The 1990s brought about a popular de-emphasis on programmable drum machine beats, what with grunge’s emergence and the overall reassertion of rock music and heavy metal on the pop charts. While drum machines, particularly the 808 and its powerful bass and singular handclap, stuck around in mainstream music through hip hop during the 1990s, the sound otherwise retreated into the underground. Artists and producers working in house, techno, acid house, and related subgenres continued using these drum machine sounds, especially within the underground rave subculture, most notably across the UK and Europe.

While artists like Aphex Twin (especially his early work alongside many other notable IDM and ambient techno artists), Daft Punk (on their first big single “Da Funk”), The Chemical Brothers, and Fatboy Slim were able to bring dance music beats into the mainstream throughout the 1990s, it really wasn’t until the early to mid-2000s that the sound would begin to dominate the way it had in the 1980s. It was during this decade that electronic dance music found its way into indie music through acts like LCD Soundsystem, The Knife, Ladytron, and others. This was also a time when DAWS, VSTs, and plugins introduced an entirely new generation to programmable electronic beats. Once again, deep kicks, snappy snares, and that strangely wonderful handclap sound, all of which could be endlessly mutated, were desirable once again.
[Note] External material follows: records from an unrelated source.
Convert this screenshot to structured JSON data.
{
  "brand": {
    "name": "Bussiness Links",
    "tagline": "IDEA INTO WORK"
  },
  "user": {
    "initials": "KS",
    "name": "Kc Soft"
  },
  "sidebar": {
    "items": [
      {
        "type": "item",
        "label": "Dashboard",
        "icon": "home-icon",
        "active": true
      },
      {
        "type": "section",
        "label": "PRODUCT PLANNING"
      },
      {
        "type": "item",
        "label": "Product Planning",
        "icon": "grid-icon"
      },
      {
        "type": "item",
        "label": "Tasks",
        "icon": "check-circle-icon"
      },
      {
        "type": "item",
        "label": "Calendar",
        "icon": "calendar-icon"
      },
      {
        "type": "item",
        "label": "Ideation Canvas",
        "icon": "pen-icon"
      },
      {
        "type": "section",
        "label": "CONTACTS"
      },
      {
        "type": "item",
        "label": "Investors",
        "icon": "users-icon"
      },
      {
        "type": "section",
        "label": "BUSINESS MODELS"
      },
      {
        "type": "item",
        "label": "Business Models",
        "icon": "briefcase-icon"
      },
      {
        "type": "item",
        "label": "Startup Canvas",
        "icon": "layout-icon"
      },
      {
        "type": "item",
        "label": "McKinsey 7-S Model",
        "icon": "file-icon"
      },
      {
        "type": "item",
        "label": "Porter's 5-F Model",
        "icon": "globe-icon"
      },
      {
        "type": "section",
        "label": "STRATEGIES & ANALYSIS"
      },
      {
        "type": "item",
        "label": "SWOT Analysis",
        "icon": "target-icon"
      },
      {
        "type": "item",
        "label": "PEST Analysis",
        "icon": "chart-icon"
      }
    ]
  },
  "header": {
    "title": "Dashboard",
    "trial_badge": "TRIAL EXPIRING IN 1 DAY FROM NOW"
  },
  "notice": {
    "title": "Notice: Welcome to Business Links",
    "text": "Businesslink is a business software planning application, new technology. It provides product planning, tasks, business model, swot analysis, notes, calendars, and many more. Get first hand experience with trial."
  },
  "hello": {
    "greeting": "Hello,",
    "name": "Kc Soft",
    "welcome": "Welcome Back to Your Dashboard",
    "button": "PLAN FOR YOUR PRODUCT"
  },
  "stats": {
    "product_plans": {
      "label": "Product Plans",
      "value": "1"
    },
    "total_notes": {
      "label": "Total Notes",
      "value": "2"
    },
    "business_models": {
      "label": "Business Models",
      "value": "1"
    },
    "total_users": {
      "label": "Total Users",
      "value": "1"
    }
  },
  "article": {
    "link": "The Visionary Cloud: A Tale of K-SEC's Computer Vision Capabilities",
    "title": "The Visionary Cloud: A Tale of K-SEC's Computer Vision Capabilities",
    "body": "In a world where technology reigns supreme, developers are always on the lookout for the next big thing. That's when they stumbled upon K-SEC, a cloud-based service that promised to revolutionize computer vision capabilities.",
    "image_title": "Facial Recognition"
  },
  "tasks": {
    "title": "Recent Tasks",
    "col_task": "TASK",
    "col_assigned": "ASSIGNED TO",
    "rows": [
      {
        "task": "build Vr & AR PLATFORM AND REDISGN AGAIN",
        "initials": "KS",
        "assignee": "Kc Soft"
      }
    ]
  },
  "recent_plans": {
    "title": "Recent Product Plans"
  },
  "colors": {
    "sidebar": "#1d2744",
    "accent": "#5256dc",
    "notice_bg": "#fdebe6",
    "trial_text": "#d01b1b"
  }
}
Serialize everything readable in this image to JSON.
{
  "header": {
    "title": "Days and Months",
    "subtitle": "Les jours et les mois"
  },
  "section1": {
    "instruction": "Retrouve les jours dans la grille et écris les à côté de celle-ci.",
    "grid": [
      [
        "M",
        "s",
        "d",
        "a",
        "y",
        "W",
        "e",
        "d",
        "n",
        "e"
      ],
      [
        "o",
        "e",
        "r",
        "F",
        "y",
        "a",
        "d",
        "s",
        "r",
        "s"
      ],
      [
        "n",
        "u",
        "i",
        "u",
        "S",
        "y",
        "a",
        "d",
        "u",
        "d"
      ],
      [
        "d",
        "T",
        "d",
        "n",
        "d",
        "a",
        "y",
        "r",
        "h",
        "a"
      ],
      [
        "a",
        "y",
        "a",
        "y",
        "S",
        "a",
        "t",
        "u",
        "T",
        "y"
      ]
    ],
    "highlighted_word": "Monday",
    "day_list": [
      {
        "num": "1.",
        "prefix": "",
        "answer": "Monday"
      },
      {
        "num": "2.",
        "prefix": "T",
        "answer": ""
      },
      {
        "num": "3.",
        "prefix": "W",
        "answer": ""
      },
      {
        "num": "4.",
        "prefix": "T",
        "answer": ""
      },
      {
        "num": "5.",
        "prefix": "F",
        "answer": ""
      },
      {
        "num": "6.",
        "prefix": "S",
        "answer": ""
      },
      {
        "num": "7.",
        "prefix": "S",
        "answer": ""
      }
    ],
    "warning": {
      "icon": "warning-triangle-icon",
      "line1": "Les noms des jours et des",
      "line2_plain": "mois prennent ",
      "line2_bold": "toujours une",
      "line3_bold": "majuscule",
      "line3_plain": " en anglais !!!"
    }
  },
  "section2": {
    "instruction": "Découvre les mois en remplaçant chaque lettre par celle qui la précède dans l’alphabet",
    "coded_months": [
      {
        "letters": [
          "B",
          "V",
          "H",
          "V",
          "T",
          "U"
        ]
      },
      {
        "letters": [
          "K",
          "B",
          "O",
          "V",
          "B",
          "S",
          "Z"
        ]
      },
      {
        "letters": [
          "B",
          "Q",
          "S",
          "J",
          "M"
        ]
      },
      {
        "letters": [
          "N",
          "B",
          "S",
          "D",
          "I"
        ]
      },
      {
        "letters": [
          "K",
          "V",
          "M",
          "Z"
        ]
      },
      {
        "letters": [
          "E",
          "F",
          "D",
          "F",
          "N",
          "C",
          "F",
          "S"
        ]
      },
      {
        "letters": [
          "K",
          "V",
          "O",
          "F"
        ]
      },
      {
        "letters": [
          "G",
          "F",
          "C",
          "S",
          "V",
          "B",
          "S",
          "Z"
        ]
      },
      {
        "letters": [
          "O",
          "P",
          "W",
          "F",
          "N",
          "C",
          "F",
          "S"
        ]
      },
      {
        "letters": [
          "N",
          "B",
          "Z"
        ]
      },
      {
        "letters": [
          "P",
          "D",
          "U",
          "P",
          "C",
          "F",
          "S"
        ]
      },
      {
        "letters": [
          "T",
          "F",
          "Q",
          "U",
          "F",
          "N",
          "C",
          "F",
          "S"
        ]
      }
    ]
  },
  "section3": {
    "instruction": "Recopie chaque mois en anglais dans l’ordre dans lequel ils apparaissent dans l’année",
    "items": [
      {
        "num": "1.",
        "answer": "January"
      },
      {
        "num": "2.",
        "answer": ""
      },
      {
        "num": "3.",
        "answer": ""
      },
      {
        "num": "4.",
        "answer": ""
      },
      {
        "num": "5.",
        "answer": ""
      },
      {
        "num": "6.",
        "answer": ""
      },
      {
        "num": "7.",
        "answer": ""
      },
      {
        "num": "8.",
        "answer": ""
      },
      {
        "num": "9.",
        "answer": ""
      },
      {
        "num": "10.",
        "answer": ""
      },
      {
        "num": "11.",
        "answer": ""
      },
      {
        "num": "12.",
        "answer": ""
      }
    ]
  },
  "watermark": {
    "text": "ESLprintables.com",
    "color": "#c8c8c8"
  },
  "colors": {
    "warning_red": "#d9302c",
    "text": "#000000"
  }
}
As if on cue with indie rock’s dance obsession, Daft Punk returned in 2005 with the minimalist and repetitive Human After All, an album full of drum machine sounds that typified the 1980s and 1990s electro, hip hop, house and techno sounds, while hinting at what was to come with EDM. In their lead single, “Technologic,” the handclap is there as a subtle percussive element, relatively buried in the mix alongside the more upfront kick and tom hits. As with many electronic dance and hip hop tracks before it, “Technologic” proved that the handclap could be an element that was as much about overall percussive texture as the characteristic of the sound itself.

On his 2007 album 808s & Heartbreak, Kanye West fused mainstream hip hop’s longtime interest in the 808 with dance music’s more underground efforts with robotic beats. Just a few years early, West had collaborated with Daft Punk on “Stronger,” a hybrid hip hop/dance rework of the French duo’s “Harder, Better, Faster, Stronger,” which hinted at the 1980s fascination with programmable beats, and the harder edge of dance music that was about to develop in America with EDM acts like Skrillex and The Glitch Mob. Of course, Lil Jon had practically made a career out of using handclaps on his tracks, perhaps most notably on Usher’s “Yeah!”, and he was only one of many hip hop artists using such elements.

Over ten years later, the handclap remains a central component of electronic music and music technology, and it’s not just DAWs and VSTs carrying the torch. A new generation of analogue and digital hardware, from the Elektron Digitakt and Pioneer Toraiz to the Korg Volca Beats and Dave Smith Instruments Tempest, all have variations on handclaps and other classic drum machine sounds.

And if one might assume that there is very little that can be done to evolve the handclap, just have a listen to Aphex Twin’s single “T69,” the title cut off 2018 EP Collapse. The handclap is there, folded and warped into the song’s hyper-evolving textures.